Desmatamento ilegal na Guiné-Bissau é milionário
9 de maio de 2014 A DW África flagrou o fenômeno que cresceu em proporção após o golpe militar de abril de 2012. O desmatamento é considerado criminoso pelas comunidades das tabancas e ninguém fala sobre o assunto para a imprensa com medo de ser morto ou torturado por quem está por trás do esquema.
Em meados de abril, na última semana de campanha, dezenas de caminhões com contentores faziam fila na Avenida Amílcar Cabral e se acumulavam nas ruas adjacentes. Trata-se de uma das principais vias da cidade, entre o Palácio do Governo e o porto.
Conforme ambientalistas e autoridades florestais guineenses, todos os contentores carregavam troncos de madeira para serem exportados principalmente para a China.

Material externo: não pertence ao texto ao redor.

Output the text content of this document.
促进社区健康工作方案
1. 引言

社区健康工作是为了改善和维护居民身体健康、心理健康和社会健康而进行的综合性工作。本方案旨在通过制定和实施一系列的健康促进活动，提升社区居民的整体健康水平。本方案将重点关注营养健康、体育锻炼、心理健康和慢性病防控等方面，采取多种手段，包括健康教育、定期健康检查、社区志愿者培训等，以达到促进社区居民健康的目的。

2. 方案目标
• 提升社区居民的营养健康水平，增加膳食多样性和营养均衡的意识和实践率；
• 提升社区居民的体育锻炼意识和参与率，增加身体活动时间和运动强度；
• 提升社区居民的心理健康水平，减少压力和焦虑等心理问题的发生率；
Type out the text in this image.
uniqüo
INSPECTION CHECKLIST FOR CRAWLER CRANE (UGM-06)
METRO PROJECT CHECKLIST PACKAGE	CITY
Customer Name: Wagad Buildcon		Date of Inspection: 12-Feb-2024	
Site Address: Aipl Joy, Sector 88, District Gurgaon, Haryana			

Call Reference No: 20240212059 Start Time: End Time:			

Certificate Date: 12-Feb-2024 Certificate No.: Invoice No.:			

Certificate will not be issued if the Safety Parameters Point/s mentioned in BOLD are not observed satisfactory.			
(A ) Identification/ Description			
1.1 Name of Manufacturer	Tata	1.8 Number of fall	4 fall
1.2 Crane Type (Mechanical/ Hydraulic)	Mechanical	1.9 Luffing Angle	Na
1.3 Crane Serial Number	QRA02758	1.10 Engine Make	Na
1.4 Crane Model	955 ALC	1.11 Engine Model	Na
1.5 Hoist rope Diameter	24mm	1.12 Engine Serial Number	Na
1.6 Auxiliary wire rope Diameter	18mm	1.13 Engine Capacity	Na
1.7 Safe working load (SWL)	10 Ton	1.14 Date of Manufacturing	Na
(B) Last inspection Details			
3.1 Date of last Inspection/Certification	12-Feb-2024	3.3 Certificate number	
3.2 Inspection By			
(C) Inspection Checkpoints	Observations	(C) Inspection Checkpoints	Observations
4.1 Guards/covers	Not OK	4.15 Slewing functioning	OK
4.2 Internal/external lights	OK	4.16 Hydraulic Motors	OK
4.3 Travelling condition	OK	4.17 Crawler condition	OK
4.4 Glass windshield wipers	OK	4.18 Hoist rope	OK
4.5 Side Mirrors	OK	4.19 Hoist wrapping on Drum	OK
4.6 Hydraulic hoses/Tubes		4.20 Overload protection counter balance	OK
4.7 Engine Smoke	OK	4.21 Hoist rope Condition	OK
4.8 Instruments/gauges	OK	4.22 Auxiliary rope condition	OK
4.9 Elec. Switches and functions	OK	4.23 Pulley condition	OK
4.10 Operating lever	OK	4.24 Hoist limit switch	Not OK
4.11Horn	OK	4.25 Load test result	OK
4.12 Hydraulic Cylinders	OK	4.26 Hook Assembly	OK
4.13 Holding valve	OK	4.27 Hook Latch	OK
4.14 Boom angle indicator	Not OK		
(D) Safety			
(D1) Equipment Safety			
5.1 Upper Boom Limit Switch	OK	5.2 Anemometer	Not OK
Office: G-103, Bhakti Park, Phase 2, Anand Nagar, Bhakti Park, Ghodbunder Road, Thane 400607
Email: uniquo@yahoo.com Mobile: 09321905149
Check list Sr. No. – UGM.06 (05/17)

O diretor-geral do Serviço de Floresta e Fauna, Luís Olundo Mendes, garante que a madeira sai legalmente do porto.
“Nós trabalhamos com a Guarda Nacional. Eles fiscalizam e nós certificamos a madeira. Temos hoje 13 serrações com licença para desmatar de forma controlada”, explica Mendes.
A controvérsia
A reportagem apurou que, em 2010, saíram 15 contentores de madeira do porto de Bissau. O número foi crescendo ao longo dos anos, até chegar, em 2013, a 409 – um aumento de quase 30 vezes em três anos.
O principal alvo deste negócio milionário é o Pau de Sangue - uma árvore de grande porte, que pode chegar a 30 metros de altura. Conforme informações levantadas por ativistas junto à alfândega chinesa, cada contentor com troncos desta árvore vale o equivalente a 17,7 mil euros.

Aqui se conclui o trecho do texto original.